1. I love Annie's guitar work on this album. The riff during the chorus in Surgeon is especially intricate, as well as the ongoing riff and disturbing first solo in Cruel, lead single from the album. The coolest thing is that no matter how complicated the guitar work gets, it doesn't take away from the music, like a lot of the stereotypical "shredders" out there. It's not just about the guitar, although it does take a spotlight most of the time.

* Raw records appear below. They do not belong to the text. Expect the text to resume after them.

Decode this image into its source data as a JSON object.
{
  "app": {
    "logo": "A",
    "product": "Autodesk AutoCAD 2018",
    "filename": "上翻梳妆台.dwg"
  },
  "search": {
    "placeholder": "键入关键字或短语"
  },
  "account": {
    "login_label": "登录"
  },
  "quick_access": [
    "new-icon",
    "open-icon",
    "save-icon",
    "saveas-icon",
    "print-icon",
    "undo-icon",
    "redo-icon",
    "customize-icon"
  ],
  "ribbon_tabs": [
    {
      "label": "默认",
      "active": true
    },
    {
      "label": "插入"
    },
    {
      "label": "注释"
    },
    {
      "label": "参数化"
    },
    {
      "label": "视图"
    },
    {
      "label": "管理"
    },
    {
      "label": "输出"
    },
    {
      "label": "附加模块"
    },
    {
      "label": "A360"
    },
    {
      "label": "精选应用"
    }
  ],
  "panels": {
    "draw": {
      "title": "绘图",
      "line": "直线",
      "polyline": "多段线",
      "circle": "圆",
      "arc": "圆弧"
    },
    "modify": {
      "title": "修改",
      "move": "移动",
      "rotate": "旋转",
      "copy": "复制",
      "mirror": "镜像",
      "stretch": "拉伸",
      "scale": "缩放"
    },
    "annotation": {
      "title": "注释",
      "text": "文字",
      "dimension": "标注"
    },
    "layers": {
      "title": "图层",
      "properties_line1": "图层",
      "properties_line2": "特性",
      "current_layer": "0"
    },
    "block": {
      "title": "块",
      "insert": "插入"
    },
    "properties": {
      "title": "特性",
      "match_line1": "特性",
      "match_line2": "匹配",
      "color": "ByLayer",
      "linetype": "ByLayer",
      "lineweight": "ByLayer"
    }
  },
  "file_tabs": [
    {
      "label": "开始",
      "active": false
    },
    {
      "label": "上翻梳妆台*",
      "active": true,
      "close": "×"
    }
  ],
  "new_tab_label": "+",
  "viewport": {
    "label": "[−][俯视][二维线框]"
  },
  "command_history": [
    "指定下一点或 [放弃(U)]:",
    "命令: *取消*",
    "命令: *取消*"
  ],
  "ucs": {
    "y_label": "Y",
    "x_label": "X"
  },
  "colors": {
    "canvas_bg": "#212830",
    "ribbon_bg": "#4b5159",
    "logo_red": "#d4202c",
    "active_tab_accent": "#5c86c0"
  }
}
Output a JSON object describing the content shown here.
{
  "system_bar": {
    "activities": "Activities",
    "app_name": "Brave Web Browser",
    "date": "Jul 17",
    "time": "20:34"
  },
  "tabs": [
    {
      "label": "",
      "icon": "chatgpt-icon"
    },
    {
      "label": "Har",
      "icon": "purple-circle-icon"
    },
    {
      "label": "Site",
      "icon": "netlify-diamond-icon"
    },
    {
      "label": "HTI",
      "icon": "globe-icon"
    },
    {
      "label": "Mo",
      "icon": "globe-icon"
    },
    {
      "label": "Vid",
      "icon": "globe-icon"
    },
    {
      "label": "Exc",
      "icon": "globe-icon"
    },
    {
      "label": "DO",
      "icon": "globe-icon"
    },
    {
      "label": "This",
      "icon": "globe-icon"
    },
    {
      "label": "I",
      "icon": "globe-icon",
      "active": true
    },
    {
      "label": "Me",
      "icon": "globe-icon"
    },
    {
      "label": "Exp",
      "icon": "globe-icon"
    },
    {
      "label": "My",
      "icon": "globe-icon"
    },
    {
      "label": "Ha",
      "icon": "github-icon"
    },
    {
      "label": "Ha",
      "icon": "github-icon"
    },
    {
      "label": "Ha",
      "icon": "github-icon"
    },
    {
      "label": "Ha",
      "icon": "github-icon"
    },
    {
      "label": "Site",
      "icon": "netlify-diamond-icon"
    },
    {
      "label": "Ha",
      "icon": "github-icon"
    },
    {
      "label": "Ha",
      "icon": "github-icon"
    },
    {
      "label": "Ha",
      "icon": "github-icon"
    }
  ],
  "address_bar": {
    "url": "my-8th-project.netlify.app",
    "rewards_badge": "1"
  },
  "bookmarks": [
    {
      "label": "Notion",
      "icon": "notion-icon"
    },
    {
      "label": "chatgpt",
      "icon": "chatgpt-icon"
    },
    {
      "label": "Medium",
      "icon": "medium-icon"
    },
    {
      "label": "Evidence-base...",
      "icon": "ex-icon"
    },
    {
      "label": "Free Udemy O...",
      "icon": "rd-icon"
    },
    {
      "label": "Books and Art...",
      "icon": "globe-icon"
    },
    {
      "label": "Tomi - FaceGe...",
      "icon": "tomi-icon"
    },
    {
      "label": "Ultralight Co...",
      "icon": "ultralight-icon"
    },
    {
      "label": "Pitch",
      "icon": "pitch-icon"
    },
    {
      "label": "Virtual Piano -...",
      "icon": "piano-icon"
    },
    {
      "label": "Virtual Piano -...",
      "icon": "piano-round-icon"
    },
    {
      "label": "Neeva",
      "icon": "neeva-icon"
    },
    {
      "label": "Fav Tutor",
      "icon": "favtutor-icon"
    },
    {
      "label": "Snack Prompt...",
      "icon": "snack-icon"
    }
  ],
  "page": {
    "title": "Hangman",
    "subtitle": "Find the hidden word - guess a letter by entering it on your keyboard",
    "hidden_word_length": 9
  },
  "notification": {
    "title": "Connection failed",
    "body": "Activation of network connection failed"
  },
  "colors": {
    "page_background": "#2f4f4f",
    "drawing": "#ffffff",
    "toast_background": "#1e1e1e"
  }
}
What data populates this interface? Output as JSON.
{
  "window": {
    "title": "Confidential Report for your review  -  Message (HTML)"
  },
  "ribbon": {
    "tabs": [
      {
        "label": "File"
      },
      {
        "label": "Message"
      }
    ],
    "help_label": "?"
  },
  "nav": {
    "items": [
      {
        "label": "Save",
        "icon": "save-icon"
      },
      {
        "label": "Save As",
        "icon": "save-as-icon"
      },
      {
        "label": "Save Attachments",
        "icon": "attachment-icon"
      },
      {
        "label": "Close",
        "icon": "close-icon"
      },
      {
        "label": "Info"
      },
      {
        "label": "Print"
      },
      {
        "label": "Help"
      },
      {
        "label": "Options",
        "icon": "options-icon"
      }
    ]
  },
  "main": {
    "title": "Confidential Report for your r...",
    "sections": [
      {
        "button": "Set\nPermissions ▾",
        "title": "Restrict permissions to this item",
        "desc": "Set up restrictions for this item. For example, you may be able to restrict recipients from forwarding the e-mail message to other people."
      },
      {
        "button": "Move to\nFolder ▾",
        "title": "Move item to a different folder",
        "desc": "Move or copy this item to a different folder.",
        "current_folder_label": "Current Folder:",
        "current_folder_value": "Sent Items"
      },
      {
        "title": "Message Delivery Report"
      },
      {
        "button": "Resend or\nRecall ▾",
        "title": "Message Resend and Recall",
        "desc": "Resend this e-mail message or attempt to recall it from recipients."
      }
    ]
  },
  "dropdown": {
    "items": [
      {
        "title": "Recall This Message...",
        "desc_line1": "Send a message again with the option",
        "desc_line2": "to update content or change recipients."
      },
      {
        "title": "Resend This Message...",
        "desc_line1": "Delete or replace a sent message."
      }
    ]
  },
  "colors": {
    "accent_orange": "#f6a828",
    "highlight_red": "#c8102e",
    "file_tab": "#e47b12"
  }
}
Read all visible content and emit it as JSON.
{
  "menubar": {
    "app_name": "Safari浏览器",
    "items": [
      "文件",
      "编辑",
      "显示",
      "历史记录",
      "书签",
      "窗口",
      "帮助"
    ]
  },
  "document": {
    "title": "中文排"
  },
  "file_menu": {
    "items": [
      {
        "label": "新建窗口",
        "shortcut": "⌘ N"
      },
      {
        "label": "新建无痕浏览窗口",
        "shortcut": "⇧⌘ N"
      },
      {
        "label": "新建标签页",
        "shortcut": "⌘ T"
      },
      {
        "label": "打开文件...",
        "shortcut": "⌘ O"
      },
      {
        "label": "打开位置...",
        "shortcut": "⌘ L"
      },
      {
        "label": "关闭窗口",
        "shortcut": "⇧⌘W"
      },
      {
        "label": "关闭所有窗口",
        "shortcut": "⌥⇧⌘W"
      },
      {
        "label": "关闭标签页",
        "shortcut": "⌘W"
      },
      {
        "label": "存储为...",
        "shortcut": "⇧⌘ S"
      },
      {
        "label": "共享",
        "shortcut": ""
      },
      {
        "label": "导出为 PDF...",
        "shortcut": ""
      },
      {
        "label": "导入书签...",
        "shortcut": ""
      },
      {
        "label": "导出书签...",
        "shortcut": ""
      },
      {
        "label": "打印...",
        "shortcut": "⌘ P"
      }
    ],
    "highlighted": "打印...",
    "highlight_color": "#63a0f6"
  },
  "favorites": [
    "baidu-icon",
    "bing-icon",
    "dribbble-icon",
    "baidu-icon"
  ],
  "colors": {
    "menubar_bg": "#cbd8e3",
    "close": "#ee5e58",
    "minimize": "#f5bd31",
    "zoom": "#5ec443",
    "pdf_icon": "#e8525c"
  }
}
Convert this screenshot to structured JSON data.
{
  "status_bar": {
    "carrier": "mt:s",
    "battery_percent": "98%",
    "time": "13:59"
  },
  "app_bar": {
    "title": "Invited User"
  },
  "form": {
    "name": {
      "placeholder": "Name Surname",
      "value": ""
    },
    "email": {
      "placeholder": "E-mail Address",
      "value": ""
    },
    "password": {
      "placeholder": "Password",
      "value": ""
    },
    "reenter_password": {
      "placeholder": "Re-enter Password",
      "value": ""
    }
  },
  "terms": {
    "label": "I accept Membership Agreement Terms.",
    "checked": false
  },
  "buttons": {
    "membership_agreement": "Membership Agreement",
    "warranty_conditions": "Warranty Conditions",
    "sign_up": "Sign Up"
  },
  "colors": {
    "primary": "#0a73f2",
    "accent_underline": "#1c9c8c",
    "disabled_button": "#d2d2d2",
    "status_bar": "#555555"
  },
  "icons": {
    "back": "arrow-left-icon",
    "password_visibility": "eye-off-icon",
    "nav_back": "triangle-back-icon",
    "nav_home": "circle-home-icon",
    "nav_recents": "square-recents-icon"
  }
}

2. The lyrics are quite excellent, and vague enough to be applied to just about any situation. Some favorites are from Champagne Year, Cruel, Cheerleader, Surgeon, Strange Mercy, and Dilettante. Particularly the opening lines of Champagne Year ("So I thought I'd learned my lesson/but I secretly expected/a choir at the shore and confetti through the falling air") or Cheerleader ("I've played dumb when I knew better/tried too hard just to be clever"). There's a witty lyricism at work here, but also a lot of depth and understanding of weird situations. There's a sense of loneliness too, which comes from how the  material was written. But either way it's absolutely marvelous.

3. Strings and synthesizers abound on Strange  Mercy, and they're used excellently. I'm especially fond of the fuzzy sounds on Year of the Tiger, the album's closing track that's a slight deviation from the rest of the sounds on the album. The effects on the guitars, marimba, and string section on Cruel add a lot too. And then Northern Lights comes along with sparse, almost punk-like, instrumentation and little more than a snare drum and some guitar with biting vocals and blows the whole thing to pieces. It's genius if you think about it.

So yeah, go listen to this album. And check out the rest of the St. Vincent catalog too, because it's amazing the range and depth this band go to to make good music.